In the prehistoric past of Ukraine it is possible to find quite a bit of bright events and phenomena which defined subsequent history of the land. Appearance of Trypilska protocivilization, which left us in the inheritance numerous tracks of one of the oldest and the brightest agricultural civilizations of prehistoric Europe, became one of such episodes.
It existed for two thousand years - from the second half of the sixth to the first quarter of the third millennium B.C. According to the archaeological periodization this period is called the late Stone Age, Copper-Stone Age, or Copper Age in the Balkans and in Ukraine. The time of existence of the civilization of Trypilla, border of the IV–III millennium B.C., is referred to the early Bronze Age.
Nowadays antiques of the Trypilska civilization are known in Romania, Moldova and Ukraine. Traces of this old civilization are found in the area ranging from the Carpathians in the west to the Middle Dniester in the east, from Volhynia in the north to the coast of the Black sea in the south.
The Trypilska civilization in the VI–III millennium B.C. was an essential part of the civilization of Old Europe, its eastern outpost. In the IV millennium B.C. on the territory inhabited by the transmitters of the Trypilska civilization, arose the biggest in Europe of that time settlements-protocities, and this region became one of the most developed on a continent for a thousand years.

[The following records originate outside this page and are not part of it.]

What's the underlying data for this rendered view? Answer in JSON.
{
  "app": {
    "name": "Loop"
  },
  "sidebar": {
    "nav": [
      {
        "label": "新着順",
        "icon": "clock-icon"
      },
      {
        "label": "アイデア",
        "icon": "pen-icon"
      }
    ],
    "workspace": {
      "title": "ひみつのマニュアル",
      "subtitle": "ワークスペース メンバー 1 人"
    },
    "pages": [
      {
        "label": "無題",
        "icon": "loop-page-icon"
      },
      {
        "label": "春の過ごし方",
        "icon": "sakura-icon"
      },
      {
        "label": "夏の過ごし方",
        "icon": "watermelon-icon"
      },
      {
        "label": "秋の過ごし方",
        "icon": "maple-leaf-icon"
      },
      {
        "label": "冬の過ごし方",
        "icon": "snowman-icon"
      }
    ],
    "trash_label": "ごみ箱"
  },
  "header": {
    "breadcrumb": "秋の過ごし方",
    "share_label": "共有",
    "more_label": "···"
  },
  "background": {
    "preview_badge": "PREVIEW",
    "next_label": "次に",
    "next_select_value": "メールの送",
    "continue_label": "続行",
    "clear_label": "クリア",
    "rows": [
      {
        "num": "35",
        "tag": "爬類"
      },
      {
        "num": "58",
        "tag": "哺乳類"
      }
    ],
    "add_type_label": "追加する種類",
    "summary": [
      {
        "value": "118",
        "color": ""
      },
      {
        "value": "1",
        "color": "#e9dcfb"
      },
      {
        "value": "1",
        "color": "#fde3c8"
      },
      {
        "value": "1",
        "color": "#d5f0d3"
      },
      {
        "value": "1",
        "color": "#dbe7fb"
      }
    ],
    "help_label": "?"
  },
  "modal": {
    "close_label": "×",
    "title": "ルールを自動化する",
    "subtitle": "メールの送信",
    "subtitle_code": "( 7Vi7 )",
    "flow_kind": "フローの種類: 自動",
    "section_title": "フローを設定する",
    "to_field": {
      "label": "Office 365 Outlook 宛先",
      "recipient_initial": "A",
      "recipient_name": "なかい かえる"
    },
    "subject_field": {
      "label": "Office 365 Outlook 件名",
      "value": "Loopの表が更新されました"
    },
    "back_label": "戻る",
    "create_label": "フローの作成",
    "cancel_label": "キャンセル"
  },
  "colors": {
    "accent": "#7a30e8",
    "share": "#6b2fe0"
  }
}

The achievements of the Trypilians in the industry of handicrafts — metal-working and ceramics — are astonishing. Knowledge about blacksmith’s treatment of copper, the modes of heat treatment and casting in some aspects do not yield to the modern level of knowledge in this industry. The Trypilians introduced the rotary tool in the ceramics, two-tier furnaces for the burning-out of the pottery.
Antiques represented in the collection enables to make the comprehensive picture of the world of the Trypilska civilization and of the people who created it on the territory of Ukraine in VI–III thousand B.C.
This is pottery, the anthropomorphous and zoomorphic plastic arts, the models of temples, the instruments and the weapon, made of copper, stone, bones. Some wares are unique and do not have analogues among the finds done for the last hundred years of research of sights of Trypilla.
The models of buildings made of clay, dated by the end of the V — beginning of the IV millennium B.C., are the standards of the cults wares, which could be used during the ceremonies related to building. The features of architecture and exceptional riches of their finishing allow assuming that before us are the models of old temples. To these buildings, and also to symbolism which decorates them, analogies are found in the old architecture of Mesopotamia and Egypt of V–II millennium B.C. Without overstatement, they can change the permanent picture of architecture of the time of Copper Age on the territory of Ukraine.
The oldest wares are decorated with a mortise ornamental pattern and incrustation, and the latest — the accomplished painting one or two paints. Ceramic wares demonstrate the development of handicraft trade and the evolution of the artistic styles during three thousand years on lands from the Dniesterin in the west to the Dniperin in the east.